MVP of the week — Featuring GUESS USA x htown
Kicking off this week’s MVP is Back in the Dazed, a new retrospective exhibition by iconic British photographer Rankin. For the exhibition, Rankin is revisiting his era-defining photography from between 1991 and 2001 – a period in which he shot over 200 figures moving the needle across culture – with Dazed. Also across that decade, Rankin’s photography would transcend imagery, as he spearheaded mainstream LGBTQIA+ representation, and would take his camera onto the street to photograph working-class children, handing notions of “high culture” to everyday people. With everyone from the likes of Blur and David Bowie to Kate Moss and Kylie Minogue, Rankin’s photography knew no boundaries, and the exhibition – which will take place at 180 The Strand – provides the first retrospective in the UK of Rankin’s groundbreaking works over this prescient decade. Back in the Dazed is running at London’s 180 The Strand from May 29 until June 23, 2024.
Western aesthetics are certainly IN for 2024, and with that in mind, California label GUESS USA brings its Western Americana style to London, partnering with htown store on a month-long pop-up. For the pop-up, GUESS USA tapped Eli Russell Linnetz to create the brand visual language from photography to set design. Fitted to match the brands aesthetic with washed stone walls, wood floors and Americana thematic accessories, the space will host a specially curated selection from their SS24 collection.
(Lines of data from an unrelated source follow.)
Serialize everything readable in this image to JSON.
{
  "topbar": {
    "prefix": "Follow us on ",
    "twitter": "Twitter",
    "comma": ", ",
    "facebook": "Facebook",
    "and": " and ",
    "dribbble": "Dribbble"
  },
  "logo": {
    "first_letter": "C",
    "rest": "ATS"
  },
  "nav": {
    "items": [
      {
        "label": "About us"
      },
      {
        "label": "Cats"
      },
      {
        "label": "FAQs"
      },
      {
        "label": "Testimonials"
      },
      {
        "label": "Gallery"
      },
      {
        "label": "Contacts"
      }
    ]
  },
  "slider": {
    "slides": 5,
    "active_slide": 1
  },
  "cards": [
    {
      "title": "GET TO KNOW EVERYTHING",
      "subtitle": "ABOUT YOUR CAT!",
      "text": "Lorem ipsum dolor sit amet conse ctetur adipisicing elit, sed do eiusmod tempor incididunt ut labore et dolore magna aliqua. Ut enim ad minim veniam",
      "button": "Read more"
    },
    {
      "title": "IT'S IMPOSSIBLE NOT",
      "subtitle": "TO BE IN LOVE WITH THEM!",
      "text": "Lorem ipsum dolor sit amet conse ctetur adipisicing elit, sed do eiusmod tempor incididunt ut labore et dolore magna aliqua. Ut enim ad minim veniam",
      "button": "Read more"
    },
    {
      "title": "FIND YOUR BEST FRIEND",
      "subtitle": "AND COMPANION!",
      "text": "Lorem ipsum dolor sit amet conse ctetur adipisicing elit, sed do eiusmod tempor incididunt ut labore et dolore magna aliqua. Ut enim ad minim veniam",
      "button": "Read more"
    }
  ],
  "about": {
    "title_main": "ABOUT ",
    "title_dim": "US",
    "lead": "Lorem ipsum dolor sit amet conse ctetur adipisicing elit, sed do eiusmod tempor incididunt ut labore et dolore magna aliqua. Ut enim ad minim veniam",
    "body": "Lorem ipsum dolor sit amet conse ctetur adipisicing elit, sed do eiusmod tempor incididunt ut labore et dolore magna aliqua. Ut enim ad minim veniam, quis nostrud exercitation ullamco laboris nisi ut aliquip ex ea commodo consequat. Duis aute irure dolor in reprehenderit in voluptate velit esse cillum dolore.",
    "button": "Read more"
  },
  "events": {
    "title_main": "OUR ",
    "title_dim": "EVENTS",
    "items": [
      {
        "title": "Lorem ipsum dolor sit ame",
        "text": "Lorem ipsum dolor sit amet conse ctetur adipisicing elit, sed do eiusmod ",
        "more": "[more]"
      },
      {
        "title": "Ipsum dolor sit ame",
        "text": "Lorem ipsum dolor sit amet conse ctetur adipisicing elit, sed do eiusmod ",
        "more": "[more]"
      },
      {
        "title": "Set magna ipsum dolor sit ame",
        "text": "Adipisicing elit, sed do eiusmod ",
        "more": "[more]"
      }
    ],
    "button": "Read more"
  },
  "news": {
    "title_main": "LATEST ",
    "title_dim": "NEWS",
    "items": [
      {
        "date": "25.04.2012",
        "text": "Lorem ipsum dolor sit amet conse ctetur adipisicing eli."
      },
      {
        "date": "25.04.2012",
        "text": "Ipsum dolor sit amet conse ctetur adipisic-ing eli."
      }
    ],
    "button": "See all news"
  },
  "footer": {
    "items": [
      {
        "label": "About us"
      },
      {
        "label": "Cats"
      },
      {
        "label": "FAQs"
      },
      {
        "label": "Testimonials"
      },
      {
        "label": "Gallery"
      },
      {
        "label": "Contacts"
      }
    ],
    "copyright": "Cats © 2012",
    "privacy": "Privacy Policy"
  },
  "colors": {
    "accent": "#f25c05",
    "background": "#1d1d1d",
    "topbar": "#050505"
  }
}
Featuring pieces you’d likely discover in artisanal roadside boutiques sprawled across America, this season GUESS USA leans into classic Western films to define its colour palette, which focuses on dusty, earthy tones, with subtle touches of dirtied pink and rustic oranges appearing throughout. The GUESS USA x htown store pop-up will be live from Thursday 16th May, 2024 and will run for a duration of one month until 16th June 2024 in htown’s Shoreditch store.
Finally, mega-gallery Gagosian has two concurrent exhibitions during London Gallery Weekend that revisit photographer Nan Goldin’s formative moments. Sisters, Saints, Sibyls reprises her three-channel video installation making parallels between martyrdom, rebellion and her sister’s suicide—a defining moment in Goldin’s life that ultimately led her to run away from home and eventually become an artist. And some of her earliest works are presented at Gagosian’s Shop space in Burlington Arcade—black-and-white photographs from the mid-1970s of her chosen family, Boston’s transgender community, captured at home and at drag club, The Other Side. Meanwhile, Downstairs, she has curated a reading room of books by artists and writers she admires, as well as publications about her own work. Sisters, Saints, Sibyls will run from now until June 23, 2024 at 83 Charing Cross Road, London.